Had I just had the videos to remember that hour, I could control the memory and make it just as happy as I wanted it to be…but I would have missed all the moments I mentioned. Pre-op time would have been a recollection of me, the way I wanted it, but memory works differently. I don’t see me in the memory, I experience my wife, doctors, nurses and staff. I experience my father-in-law, Bob, stopping by incidently to bring something to carrie.  I would have missed the teary goodbye with my wife.

image found at: http://www.familypromiseofmc.org/family-promise-snapshot-of-2011-in-review/

I want to suggest that memories aren’t just in the photos of our albums or the videos in that box in the basement.
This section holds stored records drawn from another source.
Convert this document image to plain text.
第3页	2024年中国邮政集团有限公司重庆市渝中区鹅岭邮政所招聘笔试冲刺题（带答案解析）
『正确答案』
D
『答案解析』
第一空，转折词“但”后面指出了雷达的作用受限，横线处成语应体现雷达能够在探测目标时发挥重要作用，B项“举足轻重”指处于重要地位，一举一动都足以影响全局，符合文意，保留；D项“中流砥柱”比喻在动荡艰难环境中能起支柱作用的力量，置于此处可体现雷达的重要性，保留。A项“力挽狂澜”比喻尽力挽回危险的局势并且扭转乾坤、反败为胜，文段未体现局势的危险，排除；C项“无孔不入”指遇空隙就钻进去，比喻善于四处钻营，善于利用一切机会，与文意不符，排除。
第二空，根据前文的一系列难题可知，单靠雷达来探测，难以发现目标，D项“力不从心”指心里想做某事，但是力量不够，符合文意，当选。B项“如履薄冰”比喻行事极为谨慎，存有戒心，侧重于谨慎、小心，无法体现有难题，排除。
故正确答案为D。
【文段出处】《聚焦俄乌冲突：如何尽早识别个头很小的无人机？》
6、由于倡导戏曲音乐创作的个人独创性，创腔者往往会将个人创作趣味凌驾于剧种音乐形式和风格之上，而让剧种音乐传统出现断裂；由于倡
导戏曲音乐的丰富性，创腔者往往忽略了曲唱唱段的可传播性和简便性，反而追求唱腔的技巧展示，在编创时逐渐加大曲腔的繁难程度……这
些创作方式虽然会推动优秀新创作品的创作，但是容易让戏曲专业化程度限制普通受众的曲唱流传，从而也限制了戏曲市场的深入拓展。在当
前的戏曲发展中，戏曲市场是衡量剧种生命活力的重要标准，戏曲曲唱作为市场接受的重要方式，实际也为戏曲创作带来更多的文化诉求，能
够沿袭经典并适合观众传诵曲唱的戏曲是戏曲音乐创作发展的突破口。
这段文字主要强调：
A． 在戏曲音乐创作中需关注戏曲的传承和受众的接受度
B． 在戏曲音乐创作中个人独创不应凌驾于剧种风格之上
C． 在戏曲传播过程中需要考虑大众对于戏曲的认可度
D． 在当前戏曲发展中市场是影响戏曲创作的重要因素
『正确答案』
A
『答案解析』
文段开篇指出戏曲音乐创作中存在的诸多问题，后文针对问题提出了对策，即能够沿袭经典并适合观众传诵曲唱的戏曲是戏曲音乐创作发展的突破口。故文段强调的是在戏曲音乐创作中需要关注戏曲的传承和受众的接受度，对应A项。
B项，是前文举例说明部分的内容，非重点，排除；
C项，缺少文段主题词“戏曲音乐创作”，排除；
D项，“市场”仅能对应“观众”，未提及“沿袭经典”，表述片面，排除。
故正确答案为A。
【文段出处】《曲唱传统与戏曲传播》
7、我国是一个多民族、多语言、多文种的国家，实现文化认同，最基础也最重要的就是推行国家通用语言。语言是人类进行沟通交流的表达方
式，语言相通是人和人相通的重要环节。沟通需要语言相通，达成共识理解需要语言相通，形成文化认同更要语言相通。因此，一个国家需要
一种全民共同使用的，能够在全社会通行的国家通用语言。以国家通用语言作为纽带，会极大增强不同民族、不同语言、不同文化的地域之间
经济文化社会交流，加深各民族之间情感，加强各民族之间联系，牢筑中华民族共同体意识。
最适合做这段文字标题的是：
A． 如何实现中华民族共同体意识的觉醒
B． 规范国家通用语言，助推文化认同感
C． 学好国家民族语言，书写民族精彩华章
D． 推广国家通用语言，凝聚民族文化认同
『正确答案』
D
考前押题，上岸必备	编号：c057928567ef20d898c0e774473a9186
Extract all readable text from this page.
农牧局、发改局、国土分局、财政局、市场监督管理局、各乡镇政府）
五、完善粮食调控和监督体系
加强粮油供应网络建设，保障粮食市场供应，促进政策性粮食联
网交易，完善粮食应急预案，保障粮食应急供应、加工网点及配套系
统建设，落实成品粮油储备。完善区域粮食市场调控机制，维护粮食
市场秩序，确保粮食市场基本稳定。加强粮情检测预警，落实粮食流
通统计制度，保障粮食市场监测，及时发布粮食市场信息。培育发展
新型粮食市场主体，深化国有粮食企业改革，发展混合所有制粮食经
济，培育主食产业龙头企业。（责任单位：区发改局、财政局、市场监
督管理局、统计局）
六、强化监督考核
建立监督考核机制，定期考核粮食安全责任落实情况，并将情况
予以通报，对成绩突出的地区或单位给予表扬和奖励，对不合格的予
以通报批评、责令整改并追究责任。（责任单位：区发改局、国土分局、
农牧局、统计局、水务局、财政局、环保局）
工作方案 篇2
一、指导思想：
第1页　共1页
Now don’t get me wrong, those are great and they trigger memory, but that’s all they are. Often, too, these triggers are just the happy moments, the smiles and laughs rather than the crying and frowns. But our experiences are more than just the laughs, our experience / our being / our relationships are also in the tears.

Sometimes, especially in contemporary times and in Western culture we try to only remember the good times, but we do a disservice to ourselves, our experiences, and our loved ones when we don’t honor the whole experience of life.  We must strive not just to be shallow and live in a small spectrum of our relationships, experiences, and memories… we must be whole and complete.

I suggest that we can experience more of life, get more from our relationships and find greater fulfillment when we open ourselves to the laughter and tears; the smiles and the frowns; the joy and the sorrow.

May you find wholeness this week, wherever you are!